Queste riflessioni conducono all’ultimo punto: il mandato del Rettore. In questo sono assolutamente d’accordo con “la bozza di lavoro”, ovvero mandato unico di 6 anni. Governare significa sempre un po’ scontentare. Una verifica a metà mandato rende meno efficace l’azione del Rettore perché necessariamente assoggettata al mantenimento di un elevato gradimento. Sei anni sono più che sufficienti affinché un programma serio e responsabile posso esplicare i suoi effetti e poi…ai posteri l’ardua sentenza.
Spero di poter esprimere queste mie idee nell’ambito dell’Assemblea e contribuire ad un dibattito ricco e partecipato. In ogni caso Vi ringrazio per l’attenzione e mi scuso per la lungaggine.
Cordiali saluti
Giovanni Perrone
[1] Eurostat, General government expenditure by function (COFOG), 2025
[2] Banca di Italia, Questioni di Economia e Finanza: Il sistema universitario: un confronto tra Centro-Nord e Mezzogiorno, Marzo 2022
[3] MUR - DGPBSS – Ufficio VI – Servizio Statistico. 2025. La contribuzione studentesca negli Atenei e negli istituti AFAM nell’anno accademico 2023-2024
[4] Ibrahim, H., Liu, F., Zaki, Y. et al. Citation manipulation through citation mills and pre-print servers. Nature - Sci Rep 15, 5480 (2025).
[6] L’ASI pesa in maniera diversa la fonte di citazione, ovvero se ti cita una rivista di prestigio la citazione vale molto di più che ti citi una rivista non di prestigio – esempio una rivista predatoria (vedi https://guides.library.cornell.edu/impact/eigenfactor? )

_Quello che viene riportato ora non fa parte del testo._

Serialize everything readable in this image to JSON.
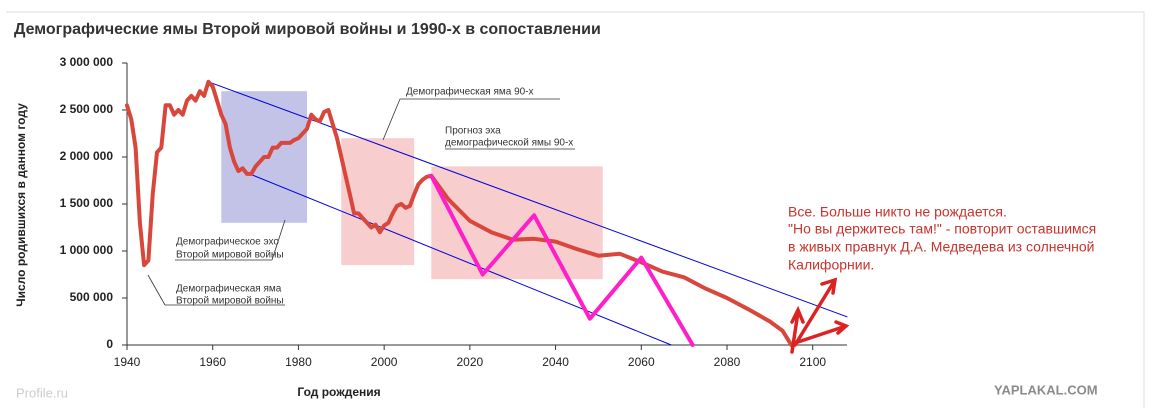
{
  "chart_data": {
    "type": "line",
    "title": "Демографические ямы Второй мировой войны и 1990-х в сопоставлении",
    "x_label": "Год рождения",
    "y_label": "Число родившихся в данном году",
    "xlim": [
      1940,
      2108
    ],
    "xticks": [
      1940,
      1960,
      1980,
      2000,
      2020,
      2040,
      2060,
      2080,
      2100
    ],
    "ylim": [
      0,
      3000000
    ],
    "yticks": [
      0,
      {
        "value": 500000,
        "label": "500 000"
      },
      {
        "value": 1000000,
        "label": "1 000 000"
      },
      {
        "value": 1500000,
        "label": "1 500 000"
      },
      {
        "value": 2000000,
        "label": "2 000 000"
      },
      {
        "value": 2500000,
        "label": "2 500 000"
      },
      {
        "value": 3000000,
        "label": "3 000 000"
      }
    ],
    "regions": [
      {
        "x": [
          1962,
          1982
        ],
        "y": [
          1300000,
          2700000
        ],
        "color": "#b9b9e3"
      },
      {
        "x": [
          1990,
          2007
        ],
        "y": [
          850000,
          2200000
        ],
        "color": "#f6c4c4"
      },
      {
        "x": [
          2011,
          2051
        ],
        "y": [
          700000,
          1900000
        ],
        "color": "#f6c4c4"
      }
    ],
    "series": [
      {
        "color": "#0000dd",
        "width": 1,
        "x": [
          1959,
          2108
        ],
        "values": [
          2800000,
          300000
        ]
      },
      {
        "color": "#0000dd",
        "width": 1,
        "x": [
          1967.5,
          2067
        ],
        "values": [
          1840000,
          0
        ]
      },
      {
        "color": "#d9463c",
        "width": 4,
        "x": [
          1940,
          1941,
          1942,
          1943,
          1944,
          1945,
          1946,
          1947,
          1948,
          1949,
          1950,
          1951,
          1952,
          1953,
          1954,
          1955,
          1956,
          1957,
          1958,
          1959,
          1960,
          1961,
          1962,
          1963,
          1964,
          1965,
          1966,
          1967,
          1968,
          1969,
          1970,
          1971,
          1972,
          1973,
          1974,
          1975,
          1976,
          1977,
          1978,
          1979,
          1980,
          1981,
          1982,
          1983,
          1984,
          1985,
          1986,
          1987,
          1988,
          1989,
          1990,
          1991,
          1992,
          1993,
          1994,
          1995,
          1996,
          1997,
          1998,
          1999,
          2000,
          2001,
          2002,
          2003,
          2004,
          2005,
          2006,
          2007,
          2008,
          2009,
          2010,
          2011,
          2015,
          2020,
          2025,
          2030,
          2035,
          2040,
          2045,
          2050,
          2055,
          2060,
          2065,
          2070,
          2075,
          2080,
          2085,
          2090,
          2093,
          2095
        ],
        "values": [
          2550000,
          2400000,
          2100000,
          1300000,
          850000,
          900000,
          1600000,
          2050000,
          2100000,
          2550000,
          2550000,
          2450000,
          2500000,
          2450000,
          2600000,
          2650000,
          2600000,
          2700000,
          2650000,
          2800000,
          2750000,
          2600000,
          2450000,
          2350000,
          2100000,
          1950000,
          1850000,
          1880000,
          1820000,
          1820000,
          1900000,
          1950000,
          2000000,
          2000000,
          2100000,
          2100000,
          2150000,
          2150000,
          2150000,
          2180000,
          2200000,
          2250000,
          2300000,
          2450000,
          2400000,
          2380000,
          2480000,
          2500000,
          2350000,
          2200000,
          2000000,
          1800000,
          1600000,
          1400000,
          1400000,
          1350000,
          1300000,
          1250000,
          1280000,
          1200000,
          1270000,
          1300000,
          1400000,
          1480000,
          1500000,
          1460000,
          1480000,
          1600000,
          1710000,
          1760000,
          1790000,
          1800000,
          1550000,
          1320000,
          1200000,
          1120000,
          1130000,
          1100000,
          1020000,
          950000,
          970000,
          880000,
          780000,
          720000,
          600000,
          500000,
          380000,
          250000,
          150000,
          0
        ]
      },
      {
        "color": "#ff1fc8",
        "width": 4,
        "x": [
          2011,
          2023,
          2035,
          2048,
          2060,
          2072
        ],
        "values": [
          1800000,
          750000,
          1380000,
          280000,
          930000,
          0
        ]
      }
    ],
    "annotations": [
      "Демографическая яма 90-х",
      "Прогноз эха",
      "демографической ямы 90-х",
      "Демографическое эхо",
      "Второй мировой войны",
      "Демографическая яма",
      "Второй мировой войны"
    ],
    "comment": [
      "Все. Больше никто не рождается.",
      "\"Но вы держитесь там!\" - повторит оставшимся",
      "в живых правнук Д.А. Медведева из солнечной",
      "Калифорнии."
    ],
    "watermarks": [
      "Profile.ru",
      "YAPLAKAL.COM"
    ]
  }
}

[7] https://www.oecd.org/content/dam/oecd/en/publications/reports/2014/07/the-governance-of-regulators_g1g3fcdb/9789264209015-en.pdf
[8] https://www.enqa.eu/wp-content/uploads/2015/11/ESG_2015.pdf
[9] Bagues, M., Sylos-Labini, M., & Zinovyeva, N. (2019). A walk on the wild side: ‘Predatory’journals and information asymmetries in scientific evaluations. Research Policy, 48(2), 462-477.